The U.S. military will deploy an additional 20,000 personnel for NATO exercises in Europe next spring. I have no problem with that. The alliance preserves common freedom, peace, and prosperity. Americans benefit from it.
But I do have a question: What will our allies bring to next spring’s exercises?
I ask that question because any alliance requires fair burden-sharing. I suspect Canada and most European allied states won’t be doing their fair share. Here are three relevant predictions.
Prediction one: Don’t expect the European allies to support reinforcement of the front lines.
While fighter jets and bombers are the most snazzy of air force platforms, they are only one element of what makes NATO a credible deterrent force. Equally crucial are the strategic airlift platforms that transport troops to a theater of operations. But today, only the United States has anywhere near a sufficient military airlift capability. As of 2018, the U.S. had 264 airlift aircraft, and the European NATO members had 63 collectively. The obvious problem here is that if Russia invaded the Baltics, or stormed into Poland through Belarus, NATO would have a hard time getting adequate ground reinforcements into the fight.
European allies could show their support for next spring’s exercises by deploying more ground forces in advance. But I doubt they will. After all, where French President Emmanuel Macron’s eloquent words on upholding the liberal international order come cheap, big deployments of troops and equipment cost a lot of money.
Prediction two: Don’t expect our allies to show much interest in combined arms activity.
A marker of any serious military is its ability to deploy in a combined arms posture. That is to say, with tanks operating alongside mechanized brigades, operating under fighter air cover, operating with naval and logistics support. The U.S. will show this capability next spring, but don’t expect many other NATO members to do so. The problem: Most allies lack the platforms and the willingness to do what is necessary to build their combined arms potential.
Rather than keeping their tanks operational, for example, European allies have mothballed them or culled them for spare parts. Rather than using their advanced warships for deployments in support of NATO control over the sea lanes, European allies prefer to keep their ships in port. Rather than confronting Russian aggression, European allies enable Vladimir Putin’s energy blackmail strategy, resupply his warships, and support his push for sanctions relief. Rather than invest in more power projection capabilities, the Canadian elite write jokes about defense spending.
France is better than Germany, but both nations’ defense spending skimping proves they aren’t all that serious about standing up for the alliance.

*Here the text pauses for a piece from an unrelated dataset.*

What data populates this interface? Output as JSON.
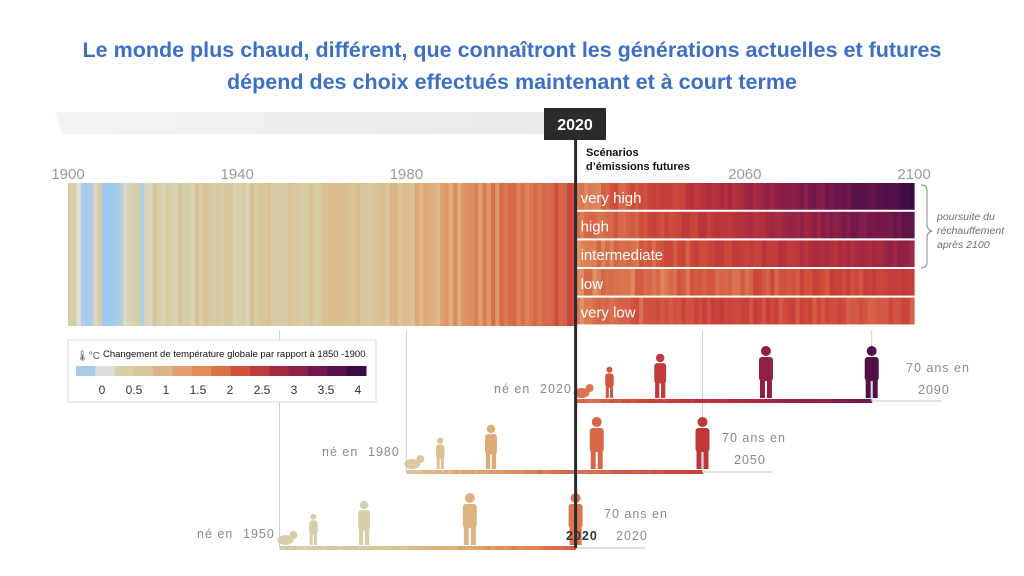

Prediction three: Don’t expect our allies to show much interest in supporting NATO’s intelligence and command-control activities.

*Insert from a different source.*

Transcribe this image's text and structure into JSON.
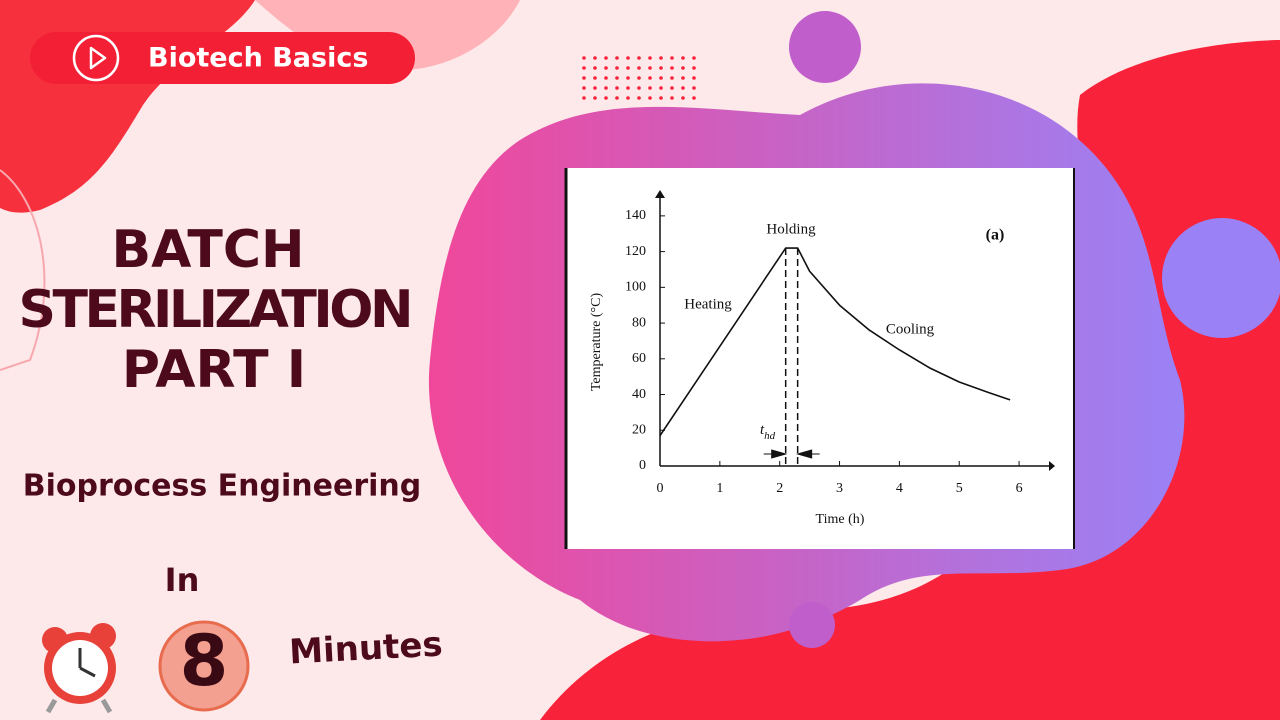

Outside of the U.S. and Britain, NATO lacks intelligence, surveillance, and target acquisition platforms such as aerial drones. In the event of a Russian invasion, the alliance will need to know where enemy forces are, where they are moving, and what they are planning. But rather than complementing NATO’s existing intelligence and command-control framework, European allies are either neglecting relevant investments or diverting their investments into outside-of-NATO European-command centers. Again, it will be up to America to plug these gaps come next year.
So what should be done? What can we do to address these gaps?
While upholding NATO’s mutual defense commitment, the U.S. should keep up the pressure on allies to adequately support the alliance. That means demanding increased defense investment and reorientating the alliance should that investment fail to arrive. But it also means pointing out the reality of next spring’s exercises, and who is carrying the load.